Publié le par naglaglasson / Gnap_Gnap

Je voulais appeler cet article "les trolls n'existent plus" mais, à ma grande surprise, j'ai eu à traiter le cas d'un vrai troll ces derniers jours. Il y en a donc encore quelques uns ! Je vous vois d'ici vous courroucer, ou vous marrer en voyant un gestionnaire de communautés naïf qui imagine que le web est enfin devenu sain. Bien loin de moi cette idée, au contraire, il est temps d'appeler les choses par leur nom. Mettons fin à la supercherie du troll.

 

Le troll, le vrai

 

Pour comprendre ce qu'est un troll, il faut revenir aux débuts de l'Internet. À l'époque confidentiel et peu fréquenté, les discussions se tenaient principalement sur Usenet (l'ancêtre des forums, en gros) et IRC (les tchats). La modération y était quasiment inexistante et pour que l'endroit reste vivable il fallait respecter la Netiquette, un ensemble de règles tacites qui perdurent encore aujourd'hui sans qu'on ne s'en rende compte : écrire en majuscules équivaut à crier, il faut respecter l'anonymat des participants, etc.

Le "trolling" naît à cette époque. Le principe consiste à débarquer dans une conversation pour envenimer les échanges sans se faire sanctionner. Un troll aura tendance à respecter la Netiquette et à jouer avec les règles établies : il s'infiltrera dans les zones d'ombre et jouera sans cesse avec la ligne rouge, arguant que ce qu'il fait est valable et que sa liberté d'expression l'autorise à publier ses messages.

Ainsi, quel que soit le sujet de la discussion, un troll va adopter une posture volontairement polémique pour susciter les réactions. Bien vite la discussion a complètement perdu son but initial et ne tourne plus qu'autour du troll. L'expression "don't feed the troll" fait écho à cette définition initiale : il ne faut pas répondre à un troll, car chaque réponse est une arme supplémentaire dont il se servira pour poursuivre son œuvre.

 

Le troll, l'ennemi d'Internet

 

La démocratisation d'Internet dans les années 2000 a amené sa lente structuration. La modération s'est installée de manière plus large et plus professionnelle et le petit jeu des trolls a fini par être contré. Les problèmes ont alors changé de registre : liens pornographiques, propos insultants ou discriminatoires... De plus en plus de monde sur les espaces, avec un sentiment d'impunité de plus en plus fort, très vite la modération était débordée de propos bien plus graves à modérer. L'ambiguïté vis-à-vis des règles n'était plus qu'un cas particulier, le malveillant cherchant simplement à être aussi trash que possible et tant pis pour la sanction, bien souvent dérisoire sur le web.
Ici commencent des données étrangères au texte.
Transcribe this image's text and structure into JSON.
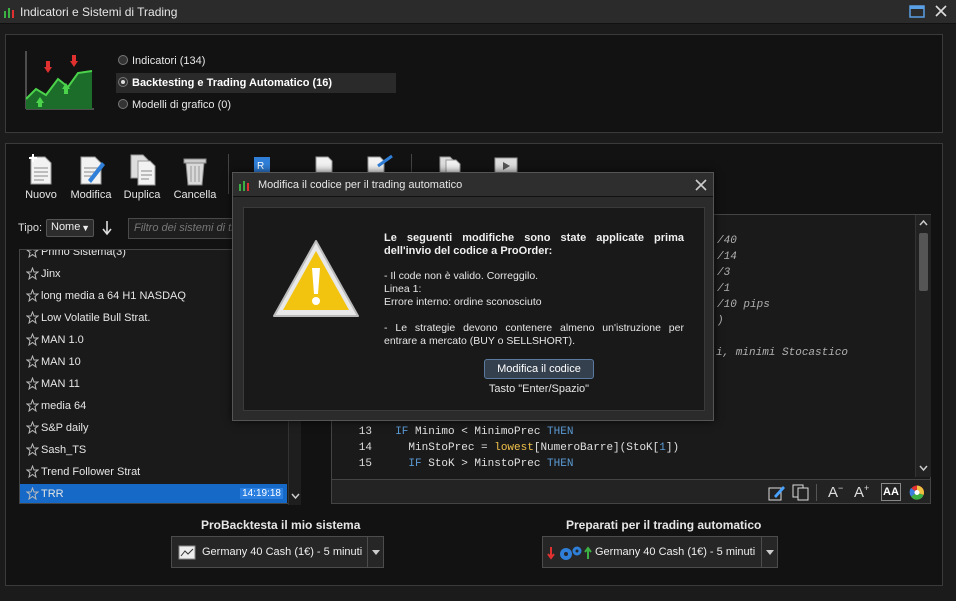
{
  "window": {
    "title": "Indicatori e Sistemi di Trading"
  },
  "categories": [
    {
      "label": "Indicatori (134)",
      "selected": false
    },
    {
      "label": "Backtesting e Trading Automatico (16)",
      "selected": true
    },
    {
      "label": "Modelli di grafico (0)",
      "selected": false
    }
  ],
  "toolbar": {
    "new_label": "Nuovo",
    "edit_label": "Modifica",
    "duplicate_label": "Duplica",
    "delete_label": "Cancella"
  },
  "filter": {
    "type_label": "Tipo:",
    "type_value": "Nome",
    "search_placeholder": "Filtro dei sistemi di tr"
  },
  "systems": {
    "partial_top": "Primo Sistema(3)",
    "items": [
      {
        "name": "Jinx"
      },
      {
        "name": "long media a 64 H1 NASDAQ"
      },
      {
        "name": "Low Volatile Bull Strat."
      },
      {
        "name": "MAN 1.0"
      },
      {
        "name": "MAN 10"
      },
      {
        "name": "MAN 11"
      },
      {
        "name": "media 64"
      },
      {
        "name": "S&P daily"
      },
      {
        "name": "Sash_TS"
      },
      {
        "name": "Trend Follower Strat"
      },
      {
        "name": "TRR",
        "time": "14:19:18",
        "selected": true
      }
    ]
  },
  "code": {
    "right_fragments": [
      "/40",
      "/14",
      "/3",
      "/1",
      "/10 pips",
      ")",
      "i, minimi Stocastico"
    ],
    "lines": [
      {
        "num": "13",
        "indent": "  ",
        "parts": [
          [
            "kw",
            "IF "
          ],
          [
            "",
            "Minimo < MinimoPrec "
          ],
          [
            "kw",
            "THEN"
          ]
        ]
      },
      {
        "num": "14",
        "indent": "    ",
        "parts": [
          [
            "",
            "MinStoPrec = "
          ],
          [
            "fn",
            "lowest"
          ],
          [
            "",
            "[NumeroBarre](StoK["
          ],
          [
            "kw",
            "1"
          ],
          [
            "",
            "])"
          ]
        ]
      },
      {
        "num": "15",
        "indent": "    ",
        "parts": [
          [
            "kw",
            "IF "
          ],
          [
            "",
            "StoK > MinstoPrec "
          ],
          [
            "kw",
            "THEN"
          ]
        ]
      }
    ]
  },
  "bottom": {
    "backtest_title": "ProBacktesta il mio sistema",
    "backtest_instrument": "Germany 40 Cash (1€) - 5 minuti",
    "auto_title": "Preparati per il trading automatico",
    "auto_instrument": "Germany 40 Cash (1€) - 5 minuti"
  },
  "modal": {
    "title": "Modifica il codice per il trading automatico",
    "heading": "Le seguenti modifiche sono state applicate prima dell'invio del codice a ProOrder:",
    "line1": "- Il code non è valido. Correggilo.",
    "line2": "Linea 1:",
    "line3": "Errore interno: ordine sconosciuto",
    "line4": "- Le strategie devono contenere almeno un'istruzione per entrare a mercato (BUY o SELLSHORT).",
    "button": "Modifica il codice",
    "hint": "Tasto \"Enter/Spazio\""
  },
  "colors": {
    "accent": "#1769c7",
    "warning": "#f2c40f",
    "up": "#2ea043",
    "down": "#e03030"
  }
}
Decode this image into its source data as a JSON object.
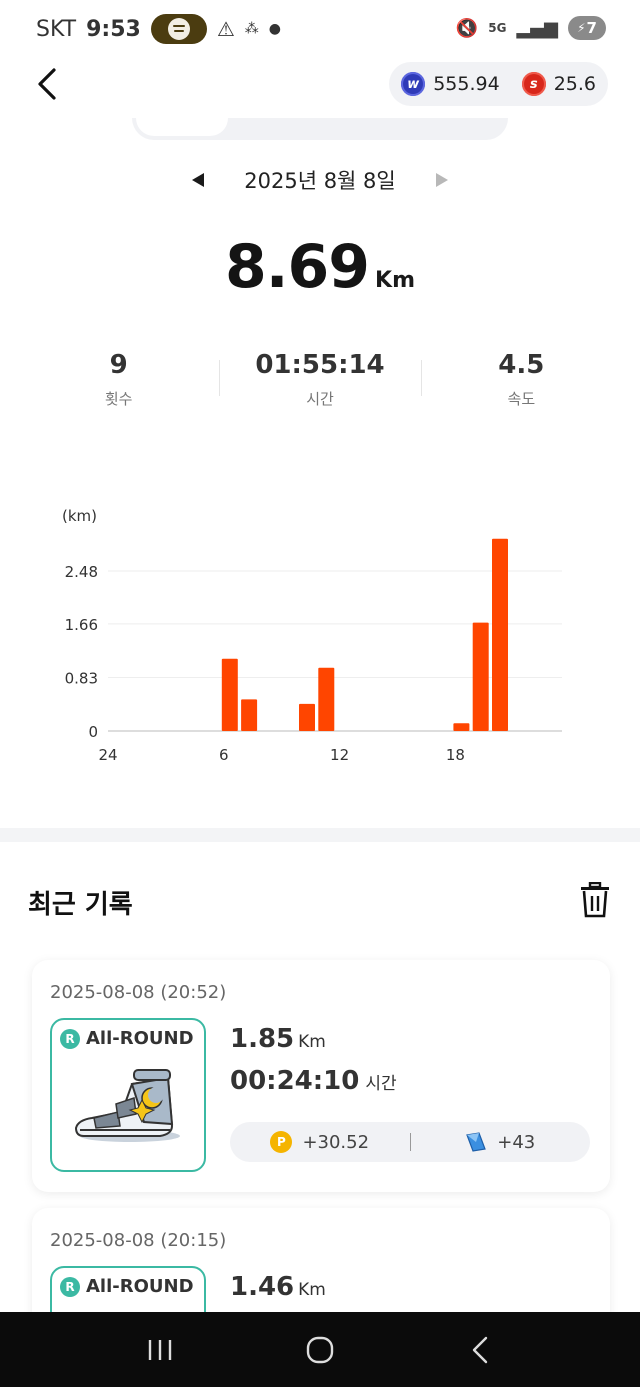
{
  "status_bar": {
    "carrier": "SKT",
    "time": "9:53",
    "battery_level": "7"
  },
  "header": {
    "balances": [
      {
        "icon": "w-coin-icon",
        "value": "555.94",
        "color": "#2f3bb8"
      },
      {
        "icon": "s-coin-icon",
        "value": "25.6",
        "color": "#d8271b"
      }
    ]
  },
  "date_nav": {
    "date_label": "2025년 8월 8일"
  },
  "summary": {
    "distance": "8.69",
    "distance_unit": "Km",
    "stats": [
      {
        "value": "9",
        "label": "횟수"
      },
      {
        "value": "01:55:14",
        "label": "시간"
      },
      {
        "value": "4.5",
        "label": "속도"
      }
    ]
  },
  "chart_data": {
    "type": "bar",
    "ylabel": "(km)",
    "y_ticks": [
      "0",
      "0.83",
      "1.66",
      "2.48"
    ],
    "ylim": [
      0,
      2.48
    ],
    "x_tick_labels": [
      "24",
      "6",
      "12",
      "18"
    ],
    "x_tick_hours": [
      0,
      6,
      12,
      18
    ],
    "bar_color": "#ff4500",
    "grid": true,
    "bars": [
      {
        "hour": 6,
        "value": 1.12
      },
      {
        "hour": 7,
        "value": 0.49
      },
      {
        "hour": 10,
        "value": 0.42
      },
      {
        "hour": 11,
        "value": 0.98
      },
      {
        "hour": 18,
        "value": 0.12
      },
      {
        "hour": 19,
        "value": 1.68
      },
      {
        "hour": 20,
        "value": 2.98
      }
    ]
  },
  "recent": {
    "title": "최근 기록",
    "records": [
      {
        "date": "2025-08-08 (20:52)",
        "shoe_grade": "R",
        "shoe_name": "All-ROUND",
        "distance": "1.85",
        "distance_unit": "Km",
        "duration": "00:24:10",
        "duration_unit": "시간",
        "reward_points": "+30.52",
        "reward_gems": "+43"
      },
      {
        "date": "2025-08-08 (20:15)",
        "shoe_grade": "R",
        "shoe_name": "All-ROUND",
        "distance": "1.46",
        "distance_unit": "Km"
      }
    ]
  }
}
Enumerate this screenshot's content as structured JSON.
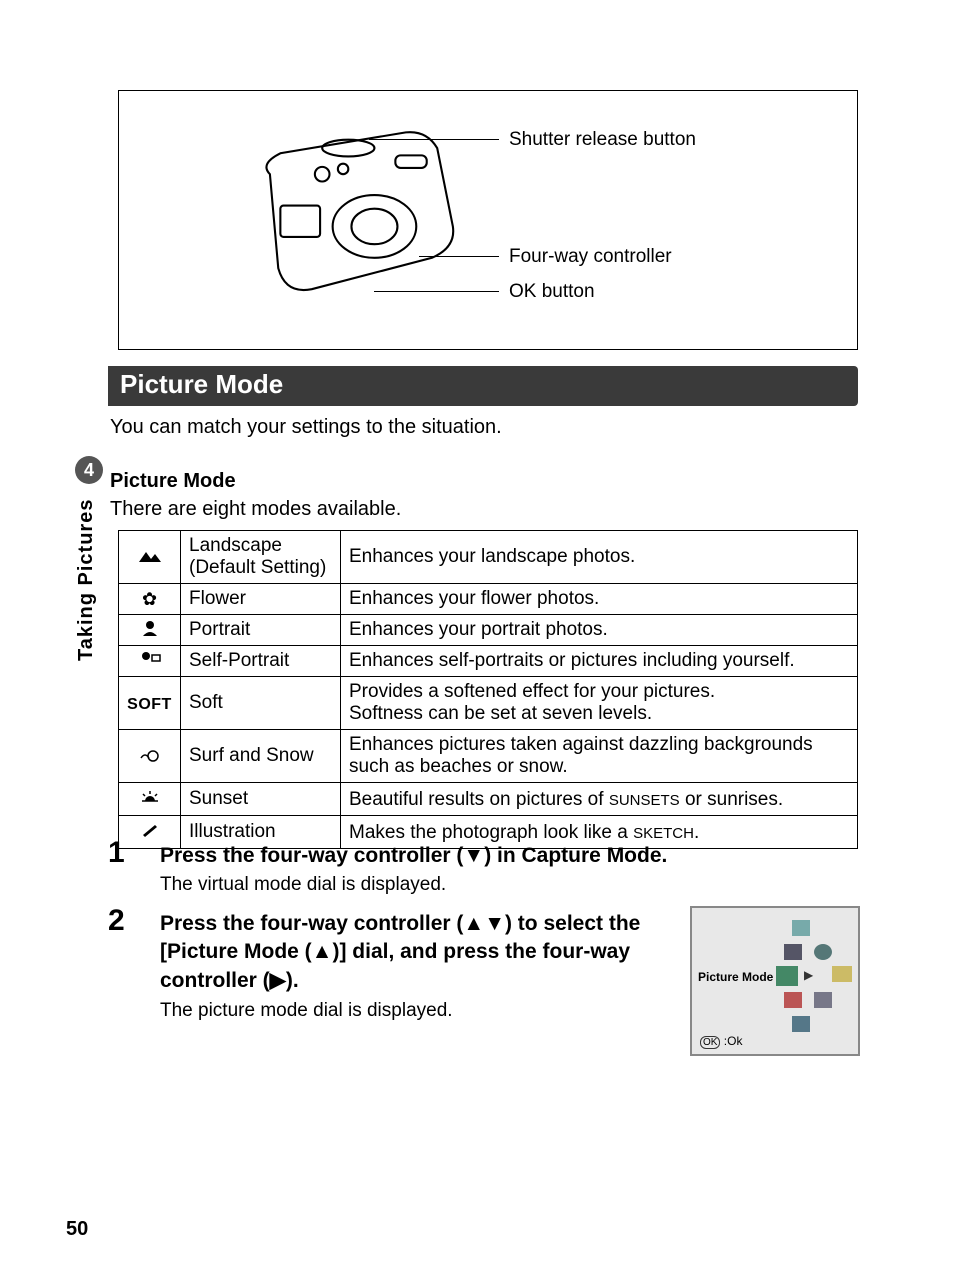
{
  "section_number": "4",
  "side_label": "Taking Pictures",
  "diagram": {
    "callouts": [
      "Shutter release button",
      "Four-way controller",
      "OK button"
    ]
  },
  "heading": "Picture Mode",
  "intro": "You can match your settings to the situation.",
  "sub_heading": "Picture Mode",
  "sub_text": "There are eight modes available.",
  "modes": [
    {
      "icon": "landscape-icon",
      "glyph": "▲",
      "name_line1": "Landscape",
      "name_line2": "(Default Setting)",
      "desc": "Enhances your landscape photos."
    },
    {
      "icon": "flower-icon",
      "glyph": "✿",
      "name": "Flower",
      "desc": "Enhances your flower photos."
    },
    {
      "icon": "portrait-icon",
      "glyph": "◐",
      "name": "Portrait",
      "desc": "Enhances your portrait photos."
    },
    {
      "icon": "self-portrait-icon",
      "glyph": "👤",
      "name": "Self-Portrait",
      "desc": "Enhances self-portraits or pictures including yourself."
    },
    {
      "icon": "soft-icon",
      "glyph": "SOFT",
      "name": "Soft",
      "desc_line1": "Provides a softened effect for your pictures.",
      "desc_line2": "Softness can be set at seven levels."
    },
    {
      "icon": "surf-snow-icon",
      "glyph": "⛄",
      "name": "Surf and Snow",
      "desc_line1": "Enhances pictures taken against dazzling backgrounds",
      "desc_line2": "such as beaches or snow."
    },
    {
      "icon": "sunset-icon",
      "glyph": "☼",
      "name": "Sunset",
      "desc_before": "Beautiful results on pictures of ",
      "desc_em": "sunsets",
      "desc_after": " or sunrises."
    },
    {
      "icon": "illustration-icon",
      "glyph": "✎",
      "name": "Illustration",
      "desc_before": "Makes the photograph look like a ",
      "desc_em": "sketch",
      "desc_after": "."
    }
  ],
  "steps": [
    {
      "num": "1",
      "head": "Press the four-way controller (▼) in Capture Mode.",
      "body": "The virtual mode dial is displayed."
    },
    {
      "num": "2",
      "head": "Press the four-way controller (▲▼) to select the [Picture Mode (▲)] dial, and press the four-way controller (▶).",
      "body": "The picture mode dial is displayed."
    }
  ],
  "dial_screen": {
    "label": "Picture Mode",
    "ok_hint": "OK :Ok",
    "icons": [
      "overlay-icon",
      "program-icon",
      "night-icon",
      "picture-mode-icon",
      "arrow-right",
      "3d-icon",
      "portrait-icon",
      "panorama-icon",
      "movie-icon"
    ]
  },
  "page_number": "50"
}
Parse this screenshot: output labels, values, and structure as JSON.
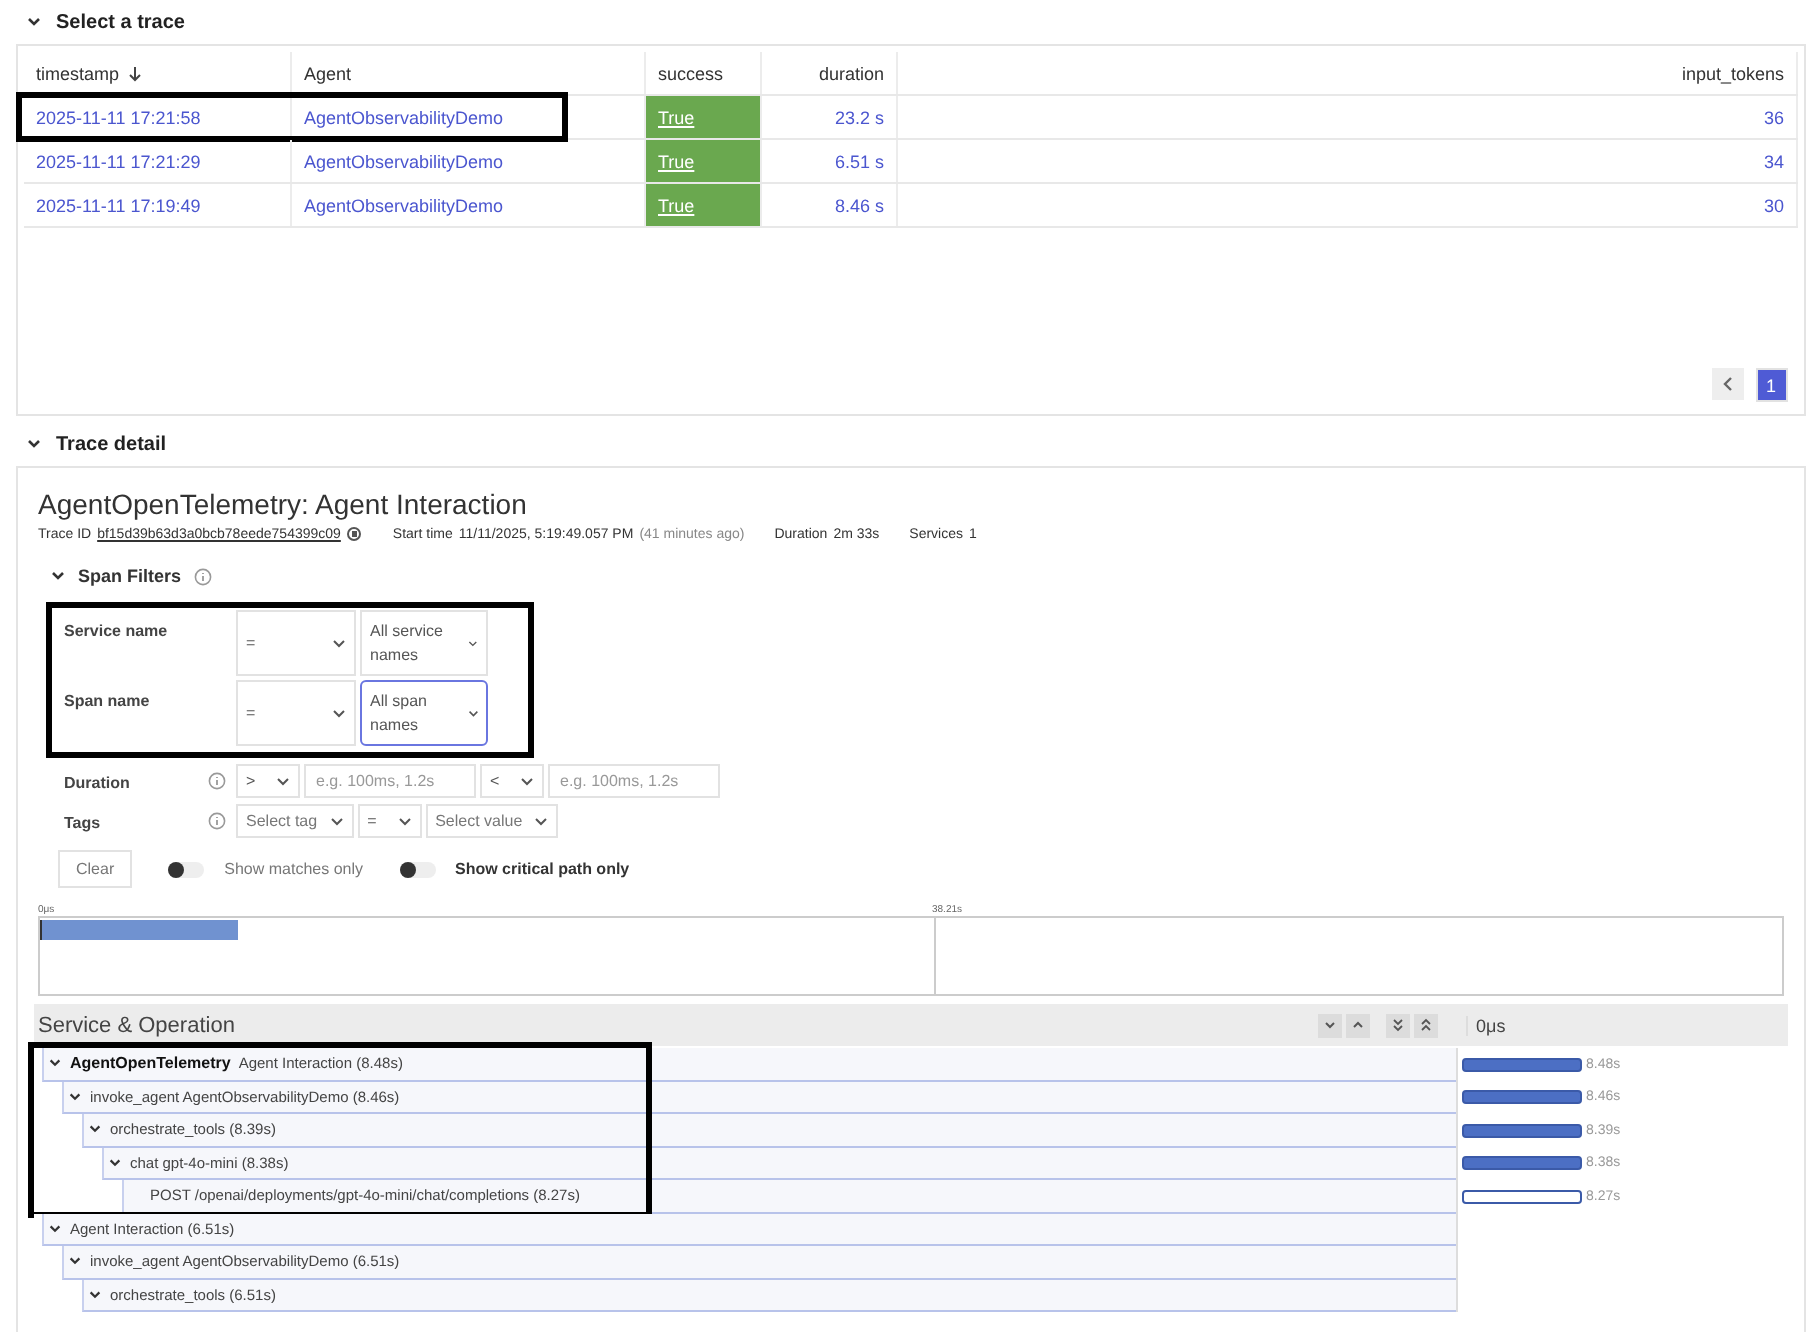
{
  "trace_list": {
    "title": "Select a trace",
    "expanded": true,
    "columns": [
      {
        "label": "timestamp",
        "sorted": true
      },
      {
        "label": "Agent",
        "sorted": false
      },
      {
        "label": "success",
        "sorted": false
      },
      {
        "label": "duration",
        "sorted": false
      },
      {
        "label": "input_tokens",
        "sorted": false
      }
    ],
    "rows": [
      {
        "timestamp": "2025-11-11 17:21:58",
        "agent": "AgentObservabilityDemo",
        "success": "True",
        "duration": "23.2 s",
        "input_tokens": "36",
        "highlighted": true
      },
      {
        "timestamp": "2025-11-11 17:21:29",
        "agent": "AgentObservabilityDemo",
        "success": "True",
        "duration": "6.51 s",
        "input_tokens": "34",
        "highlighted": false
      },
      {
        "timestamp": "2025-11-11 17:19:49",
        "agent": "AgentObservabilityDemo",
        "success": "True",
        "duration": "8.46 s",
        "input_tokens": "30",
        "highlighted": false
      }
    ],
    "pages": [
      {
        "label": "1",
        "selected": true
      }
    ]
  },
  "trace_detail": {
    "title": "Trace detail",
    "expanded": true,
    "heading": "AgentOpenTelemetry: Agent Interaction",
    "trace_id_label": "Trace ID",
    "trace_id": "bf15d39b63d3a0bcb78eede754399c09",
    "start_time_label": "Start time",
    "start_time": "11/11/2025, 5:19:49.057 PM",
    "start_time_ago": "(41 minutes ago)",
    "duration_label": "Duration",
    "duration": "2m 33s",
    "services_label": "Services",
    "services": "1",
    "span_filters": {
      "title": "Span Filters",
      "expanded": true,
      "filters": [
        {
          "kind": "select",
          "label": "Service name",
          "operator": "=",
          "value": "All service names",
          "highlighted": true,
          "focused": false
        },
        {
          "kind": "select",
          "label": "Span name",
          "operator": "=",
          "value": "All span names",
          "highlighted": true,
          "focused": true
        },
        {
          "kind": "range",
          "label": "Duration",
          "min_operator": ">",
          "min_placeholder": "e.g. 100ms, 1.2s",
          "max_operator": "<",
          "max_placeholder": "e.g. 100ms, 1.2s",
          "highlighted": false
        },
        {
          "kind": "tag",
          "label": "Tags",
          "tag_placeholder": "Select tag",
          "operator": "=",
          "value_placeholder": "Select value",
          "highlighted": false
        }
      ],
      "clear_button": "Clear",
      "toggles": [
        {
          "label": "Show matches only",
          "on": false,
          "emphasized": false
        },
        {
          "label": "Show critical path only",
          "on": false,
          "emphasized": true
        }
      ]
    },
    "minimap": {
      "start_label": "0μs",
      "mid_label": "38.21s"
    },
    "span_table": {
      "header": "Service & Operation",
      "timeline_start": "0μs",
      "spans": [
        {
          "service": "AgentOpenTelemetry",
          "operation": "Agent Interaction (8.48s)",
          "expanded": true,
          "highlighted": true,
          "bar_label": "8.48s",
          "outlined": false,
          "children": [
            {
              "operation": "invoke_agent AgentObservabilityDemo (8.46s)",
              "expanded": true,
              "bar_label": "8.46s",
              "outlined": false,
              "children": [
                {
                  "operation": "orchestrate_tools (8.39s)",
                  "expanded": true,
                  "bar_label": "8.39s",
                  "outlined": false,
                  "children": [
                    {
                      "operation": "chat gpt-4o-mini (8.38s)",
                      "expanded": true,
                      "bar_label": "8.38s",
                      "outlined": false,
                      "children": [
                        {
                          "operation": "POST /openai/deployments/gpt-4o-mini/chat/completions (8.27s)",
                          "bar_label": "8.27s",
                          "outlined": true
                        }
                      ]
                    }
                  ]
                }
              ]
            }
          ]
        },
        {
          "operation": "Agent Interaction (6.51s)",
          "expanded": true,
          "highlighted": false,
          "children": [
            {
              "operation": "invoke_agent AgentObservabilityDemo (6.51s)",
              "expanded": true,
              "children": [
                {
                  "operation": "orchestrate_tools (6.51s)",
                  "expanded": true
                }
              ]
            }
          ]
        }
      ]
    }
  }
}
Les médias n'ont pas attendu bien longtemps pour s'intéresser à ce monde parallèle où de petites sociétés humaines voyaient le jour, avec plein de modèles différents en terme d'organisation, d'autorité et de degré de liberté d'expression. Surtout, les dérives naissantes commencèrent à avoir une répercussion sur la vie réelle : piratages massifs, harcèlement, propos discriminatoires validés par des dizaines de milliers de personne... Ces dérives sont d'autant plus difficiles à appréhender pour le grand public qu'elles peuvent émaner de n'importe qui - on le découvre par exemple dans cet article, qui nous présente des "gens ordinaires" qui ont tenu des propos ignobles sur le web. J'en reparlerai probablement.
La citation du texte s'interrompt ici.